The pagefile is the location on the hard disk that serves as virtual memory in Windows. Its purpose is to swap out data from RAM so that programs can operate as if they have more RAM available than you actually have installed in the computer. Anything that can be stored in memory could also be stored in the pagefile. To have this automatically cleared on shutdown, you need to use Local Security Policy.

To access Local Security Policy, open Control Panel, double-click on Administrative Tools, and double-click on Local Security Policy. Then, click Security Options in the right-hand pane and scroll down to Shutdown: Clear Virtual Memory Pagefile. Double-click that item and make sure it’s enabled.

Note: On many public machines you won’t have the rights to get to Local Security Policy, and while this task can also be accomplished from the registry, on these machines you likely won’t be able to use regedit either. In this case, you can delete the page file manually. First you’ll have to change the settings in Windows Explorer. Click View | Folder Options and the View tab, then scroll down and click Show Hidden Files And Folders. Deselect the Hide Protected Operating System Files check box. Now, find the file named pagefile.sys. It is usually (but not always) on the C: drive. Delete it; a new one will be created when the system reboots.

Reboot

When you’re finished using the public computer, the final thing you should do is a hard reboot. This will not only clear the pagefile, if you’ve enabled that option, but it will also clear out everything you did from the physical memory (RAM).

Boot from another device

This is a fairly advanced option, and one that is often overlooked. If you boot from either your own USB drive or from a CD, many of the problems mentioned above can be avoided. Today, many Linux distributions have the option of running completely in memory after booting from a CD. If a public computer has had its BIOS options left at default (which happens more often than you would think), this could be an option. If you are able to do this and remember not to save any other files to the local hard drive, everything will be gone when you reboot.

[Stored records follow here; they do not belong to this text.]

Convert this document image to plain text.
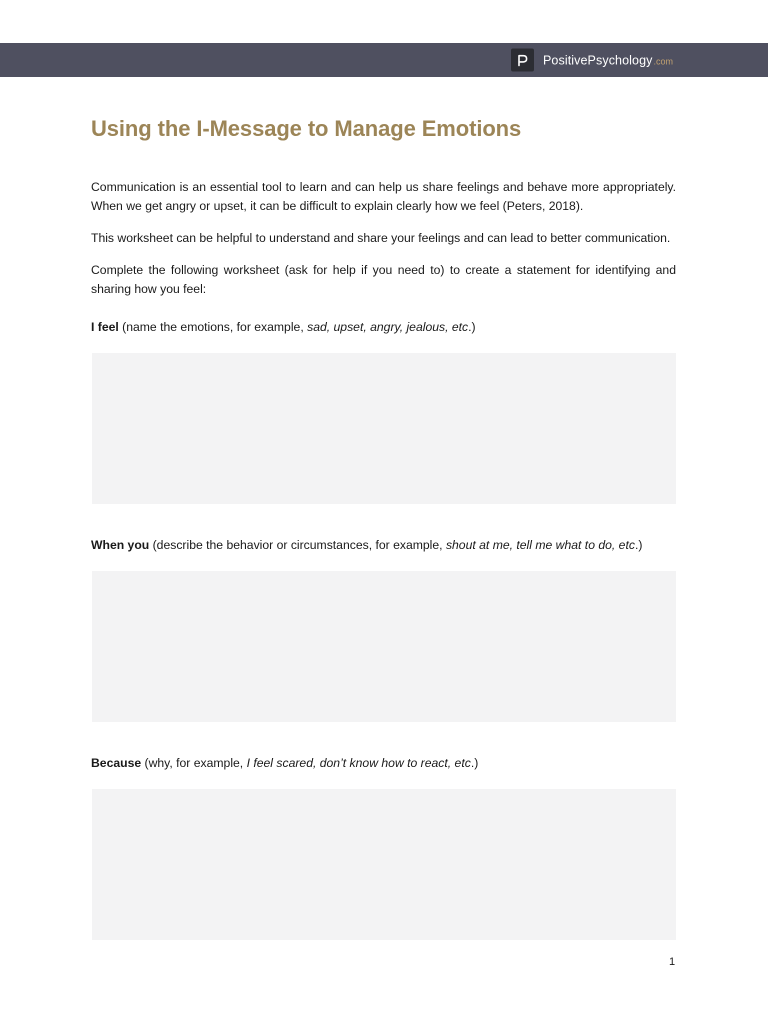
PositivePsychology.com
Using the I-Message to Manage Emotions

Communication is an essential tool to learn and can help us share feelings and behave more appropriately. When we get angry or upset, it can be difficult to explain clearly how we feel (Peters, 2018).

This worksheet can be helpful to understand and share your feelings and can lead to better communication.

Complete the following worksheet (ask for help if you need to) to create a statement for identifying and sharing how you feel:

I feel (name the emotions, for example, sad, upset, angry, jealous, etc.)

When you (describe the behavior or circumstances, for example, shout at me, tell me what to do, etc.)

Because (why, for example, I feel scared, don’t know how to react, etc.)

1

Pay attention to your surroundings and use common sense

Finally, you need to remember to pay attention to things outside of the actual computer that could be a risk. Be aware of strangers around you (potential shoulder surfers) and remember that a public computer is just that — public. Don’t view any truly sensitive documents you couldn’t bear for others to see. Remember the security camera over your shoulder. Cover your hands from view when entering any login information to prevent any casual spying.

Most important, remember that there is nothing you can do to make a public computer completely secure. A truly malicious owner or user could install a hardware keystroke logger that would be impossible to detect without actually opening the case and inspecting it. With that less-than-comforting thought, use common sense and use public computers only for nonsensitive tasks.